Since the survey result is already saved in the csv file, which we renamed as “raw_survey_data.csv” under the “data” directory. For processed datasets, we saved them in the binary form, e.g. “tidy_survey_data.rda”, which can be imported into the workspace by using load command in R.

3.2 Issues in dataset

The detailed description can be found in the “Column Info” table of “Data Dictionary.xlsx” file in the data folder. Though most columns are well defined and ready to use, we still need to deal with two specific issues:

  1. There are survey questions where each participant may choose several answers for a single question. The raw data encoded each choice to a seperate column, where the value can only be 0 or 1. In other words, instead of assigning one column to one question, the original data file stored this problem in a binary encoding form, which is “dirty” in the sense of tabular data representation. Therefore, a more preferred representation would be merging all these columns into one column to keep the dataset “clean”. An example for this issue would be Q22a-22e, which asked “Which of the following modes of transportation do you use to get around the city?”, and every possible transportation mode was encoded as a binary column.

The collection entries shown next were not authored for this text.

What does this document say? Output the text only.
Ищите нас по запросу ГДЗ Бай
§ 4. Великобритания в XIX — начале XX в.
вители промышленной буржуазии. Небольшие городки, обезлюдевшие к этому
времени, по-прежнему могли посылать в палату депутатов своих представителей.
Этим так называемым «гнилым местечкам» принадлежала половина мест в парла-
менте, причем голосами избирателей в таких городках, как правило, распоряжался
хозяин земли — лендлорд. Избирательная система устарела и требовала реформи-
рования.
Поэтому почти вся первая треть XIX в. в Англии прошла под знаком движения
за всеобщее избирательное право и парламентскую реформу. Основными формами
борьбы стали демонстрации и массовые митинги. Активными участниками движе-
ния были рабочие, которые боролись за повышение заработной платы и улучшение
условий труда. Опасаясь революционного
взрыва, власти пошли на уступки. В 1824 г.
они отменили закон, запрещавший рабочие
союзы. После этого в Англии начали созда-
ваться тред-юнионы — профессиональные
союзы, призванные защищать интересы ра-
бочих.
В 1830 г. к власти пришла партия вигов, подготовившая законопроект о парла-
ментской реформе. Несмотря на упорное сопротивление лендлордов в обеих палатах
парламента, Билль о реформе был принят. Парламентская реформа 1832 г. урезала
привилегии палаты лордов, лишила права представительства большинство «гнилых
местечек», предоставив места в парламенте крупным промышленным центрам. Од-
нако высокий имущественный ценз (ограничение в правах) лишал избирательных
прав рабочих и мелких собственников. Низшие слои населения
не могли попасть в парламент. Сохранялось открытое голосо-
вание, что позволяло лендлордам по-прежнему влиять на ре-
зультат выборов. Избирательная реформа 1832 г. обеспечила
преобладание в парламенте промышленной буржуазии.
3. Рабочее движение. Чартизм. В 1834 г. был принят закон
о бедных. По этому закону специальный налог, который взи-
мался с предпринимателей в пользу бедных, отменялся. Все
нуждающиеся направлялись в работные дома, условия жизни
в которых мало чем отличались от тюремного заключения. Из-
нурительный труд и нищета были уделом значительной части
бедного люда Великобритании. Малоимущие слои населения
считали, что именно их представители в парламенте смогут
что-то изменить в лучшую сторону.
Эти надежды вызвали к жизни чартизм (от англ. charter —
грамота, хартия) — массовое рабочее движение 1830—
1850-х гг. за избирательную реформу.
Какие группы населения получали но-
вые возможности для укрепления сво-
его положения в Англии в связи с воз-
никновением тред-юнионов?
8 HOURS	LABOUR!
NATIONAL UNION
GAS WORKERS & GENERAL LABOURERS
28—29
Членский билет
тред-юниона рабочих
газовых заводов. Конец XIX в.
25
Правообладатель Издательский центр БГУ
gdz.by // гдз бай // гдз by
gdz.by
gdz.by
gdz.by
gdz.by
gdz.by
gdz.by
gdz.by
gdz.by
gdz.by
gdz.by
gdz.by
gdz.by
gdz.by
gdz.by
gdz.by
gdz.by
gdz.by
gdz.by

  2. For those columns mentioned in issue 1, the name of each choice is not contained in the csv file. Therefore, we need to query the column info in the xslx data dictionary file to get the exact name for every choice. Take Q22a-22e for example, the actual choices should be “Subway”, “Local bus” etc. Fortunately, all these columns are saved in a unified form, where each choice is appended after the wording of the survey question. Therefore, only string manipulations are required to extract those choices.

3.3 Data cleaning solutions

In order to solve the first issue, we create a function called “one_hot_to_factor” in “clean_data.Rmd”. When providing several columns covering all possible choices of a survey question and a corresponding choices dict as input, this function can help transform all these columns into a new column using nested list as its value. The basic logic would be first combining all these column into one with binary vector as its value. Then applying this one hot mapping on the choices dict would provide a character vector for each row, which contains all choices a participant selected in this question. And we are done. Note that nested list can not be saved in a normal csv file, therefore we use a binary data file to save it. To extract value from the nested list, the “unnest” function in “dplyr” package would be of great help.

For the second issue, we also create a function called “parse_column_description”, which takes a prefix (i.e., the wording of a specific survey question) as input, and it will start searching for it in all column names. After removing the prefix for each matched column names, we get the choices dict required in the previous step.

With these two functions, we can transform those “dirty” columns to “tidy” ones with few lines of code. There are also columns that are encoded using number as levels, e.g., qrace which stands for the race of a participant. Though not very human readable at first sight, when we plot those columns out, we can manually query the data dictionary file to transform those numbers to corresponding words or choices and show them in the plot. So we simply keep those columns in the tidy version of the dataset. The final output of this data cleaning phase is saved in “tidy_survey_data.rda” file under data folder.